When people hear the words “data center,” the mental picture is usually bleak: a giant concrete box, noisy equipment, few jobs, and a company that disappears once construction wraps up.
That picture doesn’t match how Google operates its data center campuses — and that difference is why county commissioners say who the company is matters just as much as what is being built.
Not Just One Building — A Campus
Google doesn’t build one-off facilities. Its data centers are designed as multi-phase campuses that grow, adapt, and get rebuilt over time.
That means:
- Multiple buildings added over years
- Ongoing upgrades as technology changes
- Continuous construction instead of a single boom-and-bust cycle
In places like central Ohio, Google sites have been under near-constant construction for a decade or more, keeping skilled trades working locally rather than commuting hours away.
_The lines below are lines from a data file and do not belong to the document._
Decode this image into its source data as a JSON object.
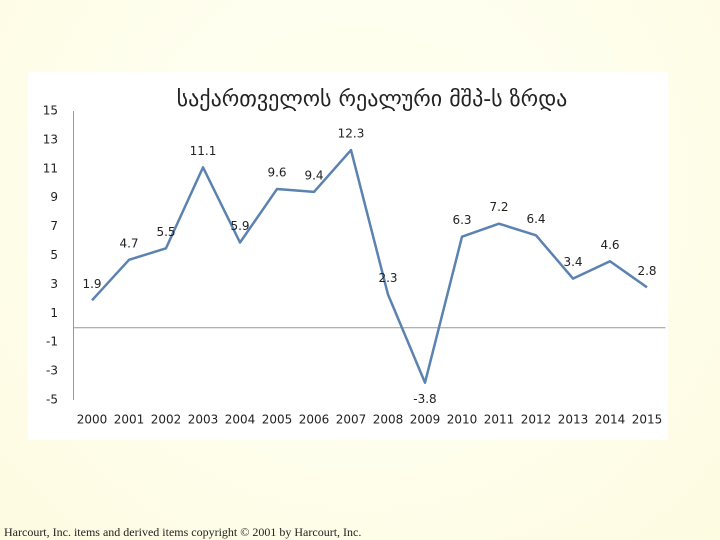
{
  "chart_data": {
    "type": "line",
    "title": "საქართველოს რეალური მშპ-ს ზრდა",
    "categories": [
      "2000",
      "2001",
      "2002",
      "2003",
      "2004",
      "2005",
      "2006",
      "2007",
      "2008",
      "2009",
      "2010",
      "2011",
      "2012",
      "2013",
      "2014",
      "2015"
    ],
    "series": [
      {
        "color": "#5b82b0",
        "values": [
          1.9,
          4.7,
          5.5,
          11.1,
          5.9,
          9.6,
          9.4,
          12.3,
          2.3,
          -3.8,
          6.3,
          7.2,
          6.4,
          3.4,
          4.6,
          2.8
        ]
      }
    ],
    "ylim": [
      -5,
      15
    ],
    "yticks": [
      15,
      13,
      11,
      9,
      7,
      5,
      3,
      1,
      -1,
      -3,
      -5
    ],
    "grid": false
  },
  "footer": "Harcourt, Inc. items and derived items copyright © 2001 by Harcourt, Inc."
}
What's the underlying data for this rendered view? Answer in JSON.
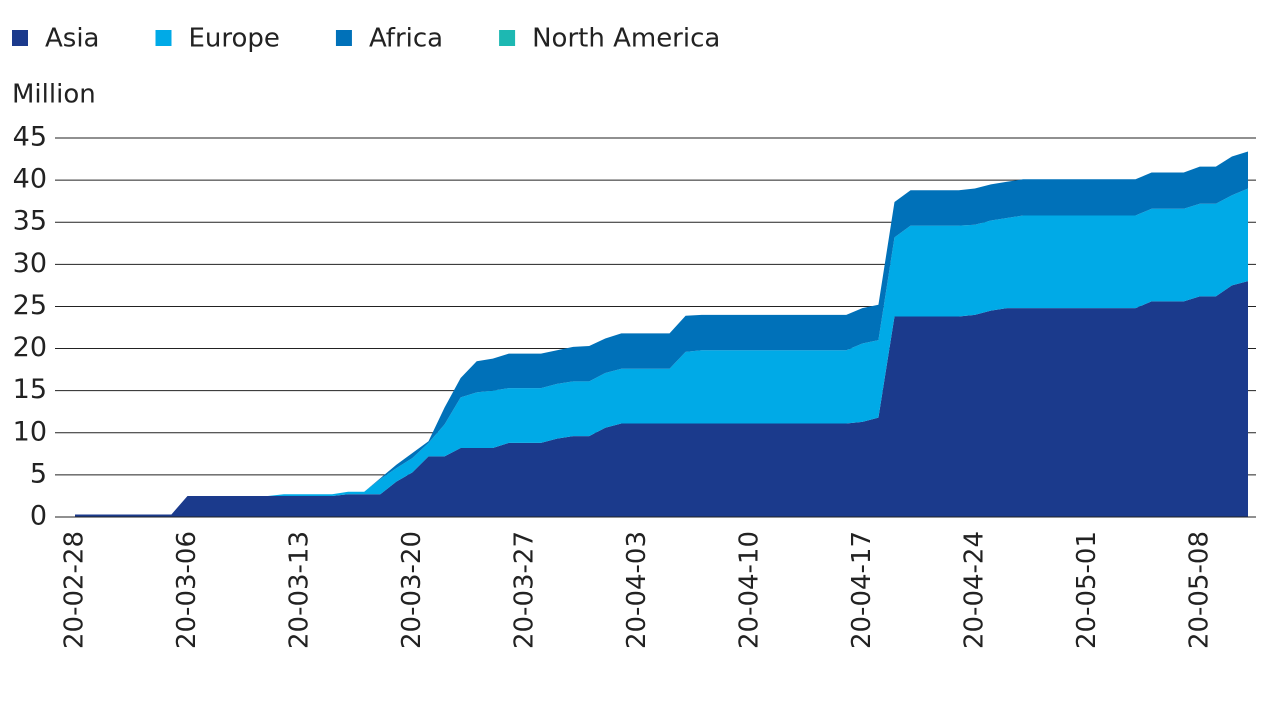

Union representatives told commissioners this week that Google campuses are routinely refreshed, expanded, and modernized — sometimes every few years — because the technology inside changes faster than almost any other industry.
What the Campuses Are Like Day to Day
Despite their size, Google campuses are typically:
- Quiet — designed with sound buffering and equipment housed indoors
- Low-traffic once operational — construction traffic fades, daily operations don’t generate congestion
- Visually screened — landscaping, setbacks, and buffers are standard
- Heavily regulated — water use, discharge, and power systems operate under state and federal oversight
Commissioners pointed residents to Google’s Ohio facilities located near schools and residential neighborhoods, noting that they coexist with surrounding communities without the noise or disruption many people fear.
Water, Energy, and Environmental Practices
Google is widely regarded as one of the more aggressive large companies when it comes to environmental planning — partly because data centers consume massive energy and water, and partly because scrutiny follows them everywhere they build.
Google data centers typically:
- Use closed-loop cooling systems to reduce water waste
- Rely on recycled or non-potable water sources when available
- Operate under EPA discharge permits similar to water treatment facilities
- Invest heavily in energy efficiency and grid reliability
In Ohio, Google has also partnered with utilities and energy providers to improve grid infrastructure — something commissioners said factored into their comfort level with the project.
Google’s Reputation as an Employer
For permanent employees, Google is consistently ranked among:
- The most competitive-paying tech employers
- Companies with strong benefits and job stability
- Employers with long-term retention, especially in technical and facilities roles
But the bigger impact in places like Scioto County may come from the construction side.
Union trades repeatedly describe Google as:
- A “clean site” that follows safety rules
- A company that honors labor agreements
- One that pays prevailing wages and benefits
- An operator that doesn’t cut corners to save money
That’s why trade unions often show up in support of Google projects — even when public sentiment is divided.
As one labor leader told commissioners:
“We know who the good operators are. Google is one of them.”
Community Investment and Charitable Work
Beyond construction and operations, Google campuses are often paired with local community investment, including:
- Grants to schools and workforce programs
- Support for STEM education and technology training
- Infrastructure improvements tied to site development
- Partnerships with local governments and nonprofits
Commissioners said Google’s willingness to engage directly with local officials — including site tours and in-person meetings — helped distinguish the company from developers who simply request tax breaks and disappear.
Why Commissioners Keep Saying “The Who Matters”
Throughout the debate, commissioners repeatedly returned to one point:
Scioto County doesn’t get to decide if development comes — but it does get to decide who it works with.
Google’s track record in Ohio gave commissioners something concrete to point to:
- Existing sites people can visit
- Workers who’ve already built them
- Communities that live next to them
“This isn’t speculation,” Commissioner Scottie Powell said. “You can go see it.”
The Bottom Line
Google campuses aren’t perfect — no mega-project is — but they are predictable, regulated, and well-documented.
For a county that hasn’t seen a major new development in more than two decades, commissioners say predictability matters.
Whether residents ultimately agree or disagree with the vote, one thing is now clear:
This isn’t an unknown company experimenting in Appalachia.
It’s a global operator with a long paper trail — and the commissioners say they’re prepared to hold accountable.